One hundred years later, the following article appeared in a local newspaper:
Walrus remains found buried under St Pancras station in London
A Pacific walrus has been discovered among 19th century human burials underneath St Pancras Station in London.
23 Jul 2013
Archaeologists found the four-metre-long walrus with 1,500 human bodies as part of excavations at the station, amid the renovation of the station into the Eurostar terminal.
The bones were in a coffin and are thought to have been used for medical research some time in the early 1800s.
Both the archaeologist who discovered the bones and the zoologist who studied them for the Museum of London are not sure how the bones came to be in St Pancras Church on the northern side of the station.
“It’s a bit of a mystery”, the archaeologist told this reporter
“We did some research to see if we could find any record of a walrus being dealt with, for example, by the London Zoological Society, but we drew a blank.”
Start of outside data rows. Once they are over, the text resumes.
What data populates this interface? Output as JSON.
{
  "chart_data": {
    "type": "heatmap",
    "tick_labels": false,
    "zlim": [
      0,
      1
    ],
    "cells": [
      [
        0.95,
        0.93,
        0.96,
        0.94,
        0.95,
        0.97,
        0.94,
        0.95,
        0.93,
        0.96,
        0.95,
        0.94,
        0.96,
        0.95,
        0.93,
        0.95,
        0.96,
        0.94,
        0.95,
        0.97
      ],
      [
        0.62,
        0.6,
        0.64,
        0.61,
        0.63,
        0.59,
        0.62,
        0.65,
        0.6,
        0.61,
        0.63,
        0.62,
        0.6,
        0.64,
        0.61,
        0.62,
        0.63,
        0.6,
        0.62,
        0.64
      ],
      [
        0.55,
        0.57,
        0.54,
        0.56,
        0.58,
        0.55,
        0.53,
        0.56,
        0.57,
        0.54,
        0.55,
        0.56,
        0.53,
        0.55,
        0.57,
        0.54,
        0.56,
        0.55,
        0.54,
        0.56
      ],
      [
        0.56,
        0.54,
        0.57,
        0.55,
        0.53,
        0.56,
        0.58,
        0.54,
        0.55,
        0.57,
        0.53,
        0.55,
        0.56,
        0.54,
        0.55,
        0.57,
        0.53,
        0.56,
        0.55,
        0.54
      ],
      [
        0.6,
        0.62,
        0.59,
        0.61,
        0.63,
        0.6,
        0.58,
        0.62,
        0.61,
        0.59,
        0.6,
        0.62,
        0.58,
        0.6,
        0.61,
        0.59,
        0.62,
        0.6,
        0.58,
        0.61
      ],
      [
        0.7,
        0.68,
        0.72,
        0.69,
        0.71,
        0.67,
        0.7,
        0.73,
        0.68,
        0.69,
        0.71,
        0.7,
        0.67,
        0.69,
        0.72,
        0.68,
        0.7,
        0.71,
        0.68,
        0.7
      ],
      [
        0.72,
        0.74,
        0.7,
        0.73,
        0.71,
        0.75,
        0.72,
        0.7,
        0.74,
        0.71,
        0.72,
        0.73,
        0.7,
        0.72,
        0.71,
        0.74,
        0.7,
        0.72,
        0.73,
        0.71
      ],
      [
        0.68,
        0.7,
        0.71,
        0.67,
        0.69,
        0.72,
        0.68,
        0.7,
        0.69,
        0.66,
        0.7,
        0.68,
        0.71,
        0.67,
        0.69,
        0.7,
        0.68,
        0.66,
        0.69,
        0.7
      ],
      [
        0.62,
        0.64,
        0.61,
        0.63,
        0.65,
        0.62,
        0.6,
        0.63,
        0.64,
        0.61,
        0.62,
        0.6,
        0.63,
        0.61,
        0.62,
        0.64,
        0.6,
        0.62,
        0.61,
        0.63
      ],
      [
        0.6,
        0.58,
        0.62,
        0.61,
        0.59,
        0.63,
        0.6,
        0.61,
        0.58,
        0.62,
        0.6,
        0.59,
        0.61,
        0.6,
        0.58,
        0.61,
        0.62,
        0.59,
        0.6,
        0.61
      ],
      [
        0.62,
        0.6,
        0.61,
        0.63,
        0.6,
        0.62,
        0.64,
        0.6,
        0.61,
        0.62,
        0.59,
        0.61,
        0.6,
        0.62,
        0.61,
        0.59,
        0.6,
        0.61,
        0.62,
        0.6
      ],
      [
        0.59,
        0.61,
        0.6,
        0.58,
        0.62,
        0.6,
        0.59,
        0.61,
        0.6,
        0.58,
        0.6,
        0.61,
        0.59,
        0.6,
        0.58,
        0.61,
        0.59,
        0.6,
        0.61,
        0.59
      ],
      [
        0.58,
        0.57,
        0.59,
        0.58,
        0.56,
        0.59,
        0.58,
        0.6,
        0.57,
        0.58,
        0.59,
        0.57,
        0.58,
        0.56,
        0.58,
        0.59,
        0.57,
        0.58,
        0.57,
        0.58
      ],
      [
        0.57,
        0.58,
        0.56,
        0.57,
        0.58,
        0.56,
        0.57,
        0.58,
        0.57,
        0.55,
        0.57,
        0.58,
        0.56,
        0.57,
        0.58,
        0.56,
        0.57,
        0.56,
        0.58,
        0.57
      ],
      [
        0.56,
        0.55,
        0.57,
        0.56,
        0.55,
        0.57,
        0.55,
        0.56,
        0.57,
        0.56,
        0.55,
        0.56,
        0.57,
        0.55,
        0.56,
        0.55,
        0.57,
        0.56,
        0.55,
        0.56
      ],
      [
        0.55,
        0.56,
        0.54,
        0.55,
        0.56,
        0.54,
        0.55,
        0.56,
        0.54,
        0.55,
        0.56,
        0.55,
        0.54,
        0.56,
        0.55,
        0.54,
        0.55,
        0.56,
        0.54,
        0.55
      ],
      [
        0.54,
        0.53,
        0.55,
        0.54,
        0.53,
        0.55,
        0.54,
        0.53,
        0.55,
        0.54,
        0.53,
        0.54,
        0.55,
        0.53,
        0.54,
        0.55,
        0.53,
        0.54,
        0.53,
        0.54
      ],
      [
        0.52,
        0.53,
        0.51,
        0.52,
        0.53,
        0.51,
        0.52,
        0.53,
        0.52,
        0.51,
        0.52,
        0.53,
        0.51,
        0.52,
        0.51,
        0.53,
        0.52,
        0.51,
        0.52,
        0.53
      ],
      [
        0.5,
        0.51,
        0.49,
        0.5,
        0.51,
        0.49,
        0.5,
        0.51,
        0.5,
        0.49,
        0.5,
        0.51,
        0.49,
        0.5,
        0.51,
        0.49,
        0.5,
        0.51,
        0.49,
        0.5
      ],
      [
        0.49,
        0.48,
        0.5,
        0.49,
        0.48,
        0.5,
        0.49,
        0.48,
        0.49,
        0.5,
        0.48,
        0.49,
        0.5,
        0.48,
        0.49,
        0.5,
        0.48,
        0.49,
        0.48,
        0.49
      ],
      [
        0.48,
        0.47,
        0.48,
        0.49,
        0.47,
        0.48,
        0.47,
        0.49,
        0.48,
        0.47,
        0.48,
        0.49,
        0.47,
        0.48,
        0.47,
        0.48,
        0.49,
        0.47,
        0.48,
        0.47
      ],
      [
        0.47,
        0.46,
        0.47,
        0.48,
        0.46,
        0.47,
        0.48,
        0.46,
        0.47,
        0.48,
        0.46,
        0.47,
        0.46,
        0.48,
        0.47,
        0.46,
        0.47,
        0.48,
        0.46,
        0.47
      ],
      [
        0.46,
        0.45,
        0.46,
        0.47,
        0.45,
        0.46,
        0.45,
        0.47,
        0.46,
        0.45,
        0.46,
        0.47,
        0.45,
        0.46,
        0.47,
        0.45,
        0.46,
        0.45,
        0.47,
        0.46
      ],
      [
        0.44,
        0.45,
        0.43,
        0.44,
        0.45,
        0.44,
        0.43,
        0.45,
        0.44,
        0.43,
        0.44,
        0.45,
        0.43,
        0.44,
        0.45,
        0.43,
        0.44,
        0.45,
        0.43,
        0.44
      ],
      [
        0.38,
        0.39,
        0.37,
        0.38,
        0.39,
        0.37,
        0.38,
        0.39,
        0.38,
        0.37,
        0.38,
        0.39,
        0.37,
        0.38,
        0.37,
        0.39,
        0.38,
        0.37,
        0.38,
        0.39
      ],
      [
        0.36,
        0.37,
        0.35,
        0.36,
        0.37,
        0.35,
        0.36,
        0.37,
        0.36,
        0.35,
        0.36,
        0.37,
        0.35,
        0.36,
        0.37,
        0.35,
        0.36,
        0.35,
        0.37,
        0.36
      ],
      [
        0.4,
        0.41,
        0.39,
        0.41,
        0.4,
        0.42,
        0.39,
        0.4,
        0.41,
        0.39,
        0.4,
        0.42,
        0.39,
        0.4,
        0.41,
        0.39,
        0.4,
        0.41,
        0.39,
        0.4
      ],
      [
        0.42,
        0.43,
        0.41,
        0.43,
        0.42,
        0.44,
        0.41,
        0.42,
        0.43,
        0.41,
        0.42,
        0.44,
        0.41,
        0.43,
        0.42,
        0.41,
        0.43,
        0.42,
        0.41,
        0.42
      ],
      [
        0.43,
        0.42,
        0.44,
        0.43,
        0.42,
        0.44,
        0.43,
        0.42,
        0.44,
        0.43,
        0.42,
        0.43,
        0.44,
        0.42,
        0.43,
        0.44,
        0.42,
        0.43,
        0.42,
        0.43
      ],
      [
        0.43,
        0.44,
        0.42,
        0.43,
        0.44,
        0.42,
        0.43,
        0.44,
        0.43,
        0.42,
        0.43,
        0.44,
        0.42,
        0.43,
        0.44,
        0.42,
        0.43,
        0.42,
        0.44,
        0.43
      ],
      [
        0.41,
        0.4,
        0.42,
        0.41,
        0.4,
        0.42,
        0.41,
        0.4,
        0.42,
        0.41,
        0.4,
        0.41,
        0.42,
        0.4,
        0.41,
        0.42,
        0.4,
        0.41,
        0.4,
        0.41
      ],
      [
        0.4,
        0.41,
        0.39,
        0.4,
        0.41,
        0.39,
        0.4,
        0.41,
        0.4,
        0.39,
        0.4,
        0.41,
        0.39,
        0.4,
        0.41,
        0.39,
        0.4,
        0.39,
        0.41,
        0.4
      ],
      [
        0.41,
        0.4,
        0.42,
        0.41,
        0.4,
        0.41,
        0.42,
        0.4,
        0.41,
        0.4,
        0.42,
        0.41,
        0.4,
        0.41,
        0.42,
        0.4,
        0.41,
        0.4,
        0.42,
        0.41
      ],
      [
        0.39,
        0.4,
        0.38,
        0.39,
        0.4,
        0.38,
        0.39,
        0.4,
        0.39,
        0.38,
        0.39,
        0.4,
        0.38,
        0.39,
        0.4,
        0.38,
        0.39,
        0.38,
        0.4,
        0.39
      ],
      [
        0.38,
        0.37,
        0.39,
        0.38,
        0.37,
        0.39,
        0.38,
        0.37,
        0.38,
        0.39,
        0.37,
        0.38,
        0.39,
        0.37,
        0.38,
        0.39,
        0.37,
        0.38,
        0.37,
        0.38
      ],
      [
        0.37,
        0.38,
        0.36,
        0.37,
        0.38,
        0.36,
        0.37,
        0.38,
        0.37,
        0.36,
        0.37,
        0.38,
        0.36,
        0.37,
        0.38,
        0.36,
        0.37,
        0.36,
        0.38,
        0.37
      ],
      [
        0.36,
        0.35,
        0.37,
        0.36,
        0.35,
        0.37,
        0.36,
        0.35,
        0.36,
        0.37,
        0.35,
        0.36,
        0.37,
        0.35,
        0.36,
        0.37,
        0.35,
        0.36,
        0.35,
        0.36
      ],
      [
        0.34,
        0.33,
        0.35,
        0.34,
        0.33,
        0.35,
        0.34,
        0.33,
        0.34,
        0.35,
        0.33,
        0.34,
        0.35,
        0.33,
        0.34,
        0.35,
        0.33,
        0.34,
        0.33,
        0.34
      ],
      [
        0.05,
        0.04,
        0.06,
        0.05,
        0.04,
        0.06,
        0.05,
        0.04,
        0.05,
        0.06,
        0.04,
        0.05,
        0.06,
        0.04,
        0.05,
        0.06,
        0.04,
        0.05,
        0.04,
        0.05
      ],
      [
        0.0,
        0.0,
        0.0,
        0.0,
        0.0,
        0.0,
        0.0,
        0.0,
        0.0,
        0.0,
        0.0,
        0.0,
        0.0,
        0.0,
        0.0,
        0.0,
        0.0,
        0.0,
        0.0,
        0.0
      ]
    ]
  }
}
The archaeologist said there was a reference to Prince Albert “riding on the back of a giant tortoise”, but added that this was not relevant to the bones they found.
“It is possible the animal bones were being dissected as practice, but it does seem to be a rather exotic animal to be dealing with”, he added.
The most plausible reason for the walrus being in London was that it was brought to the city by whalers and sold for medical research or as a curiosity, they said.
While the zoologist had found the remains of an ostrich and big cats on archaeological excavations in London, this was his first encounter with a walrus.
“Although we have considerable evidence of whales in London, from porpoises up to blue whales, in all my experience we haven’t had any other bones of walruses except small fragments of skull which have been chipped to get out the tusks”, he told the newspaper.
He said that walrus skins were used for buffing metal and there was a trade in their tusks for ivory.
How it came to be in St Pancras is a mystery even to experts.